We all understand that time is linear, yet our lunar nature insists on clocks and calendars, even naming the months and days after the gods. These cyclical notions have become so ingrained in our collective psyche that if we try to consider linear time our circadian brains curl into a fetal position and must be coaxed back to normalcy with cookies and milk.

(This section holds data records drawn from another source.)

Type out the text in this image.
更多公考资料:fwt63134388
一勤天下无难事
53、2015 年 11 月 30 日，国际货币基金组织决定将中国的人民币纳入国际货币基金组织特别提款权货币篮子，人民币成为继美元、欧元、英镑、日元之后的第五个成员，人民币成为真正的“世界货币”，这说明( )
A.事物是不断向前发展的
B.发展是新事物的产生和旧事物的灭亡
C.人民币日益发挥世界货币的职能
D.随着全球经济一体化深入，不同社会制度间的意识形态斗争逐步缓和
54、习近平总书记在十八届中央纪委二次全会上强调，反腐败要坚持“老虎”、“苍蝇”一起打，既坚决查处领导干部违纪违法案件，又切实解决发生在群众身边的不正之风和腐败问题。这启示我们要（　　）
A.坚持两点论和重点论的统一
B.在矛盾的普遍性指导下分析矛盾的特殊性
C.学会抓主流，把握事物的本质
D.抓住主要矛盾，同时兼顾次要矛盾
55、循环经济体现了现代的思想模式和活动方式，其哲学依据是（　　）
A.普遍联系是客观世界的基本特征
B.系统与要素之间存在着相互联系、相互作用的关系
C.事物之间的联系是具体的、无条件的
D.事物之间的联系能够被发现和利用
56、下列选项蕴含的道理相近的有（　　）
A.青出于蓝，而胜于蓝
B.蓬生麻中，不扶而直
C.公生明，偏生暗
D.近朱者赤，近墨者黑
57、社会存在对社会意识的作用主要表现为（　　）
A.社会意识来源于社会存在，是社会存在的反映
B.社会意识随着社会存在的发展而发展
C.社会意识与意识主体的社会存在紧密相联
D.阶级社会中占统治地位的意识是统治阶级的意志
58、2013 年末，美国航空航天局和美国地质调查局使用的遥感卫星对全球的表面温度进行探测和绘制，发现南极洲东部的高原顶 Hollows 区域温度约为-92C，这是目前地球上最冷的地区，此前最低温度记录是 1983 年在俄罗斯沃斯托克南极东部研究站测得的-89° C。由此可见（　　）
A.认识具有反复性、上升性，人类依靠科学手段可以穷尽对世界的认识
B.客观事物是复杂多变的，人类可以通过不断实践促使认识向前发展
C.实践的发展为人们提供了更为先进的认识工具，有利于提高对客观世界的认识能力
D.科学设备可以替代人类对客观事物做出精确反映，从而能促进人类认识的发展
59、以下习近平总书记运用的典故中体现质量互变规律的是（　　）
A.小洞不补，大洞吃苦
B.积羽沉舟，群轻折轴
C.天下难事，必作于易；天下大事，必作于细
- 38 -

Back when I first learned computer programming, in between woolly mammoth hunts, I would devise these complex code fragments to figure out how many days elapsed between two dates, or if you started on date A and added 1075 days, what would the new date be? In other words I was doing crude “calendar math”. Internally computers store our MM/DD/YYYY style date in a form called the Julian Date, which is a measure of linear time. Day zero starts on January 1, 4713 BC, Jan 2, 4713 BC is day one, Jan 3 is day two and so on. Once our normal dates are converted to Julian Dates, then regular math can be used to do calendar arithmetic. Two routines are needed:
1) Convert our normal date to the corresponding Julian Date
2) Convert a Julian Date back to our normal date
3) Walla!
For example, today is Jan 1, 2019, or the Julian date of 2458484, as shown below. Because the Julian date is just a number, the fractional part of days can be represented as a decimal fraction to the right of the decimal point.


Which brings me back cyclically (see what I did there?) to Wednesday. Odin of Norse Mythology was king of the gods. In the Anglo-Saxon version of the myth he was also known as Woden, and the mid-week day became known in Old English Wōdnesdæg or Woden’s-day. Woden’s son was Thor from the Marvel Comic Universe and sure enough Thorsday follows Woden’s-day.
Today, Wednesday is sometimes called “hump-day” (old english: Hmupdae) because it represents the peak of the work-week followed by a blissful slide into the weekend, also known as Sæterdæġ, after Saturn.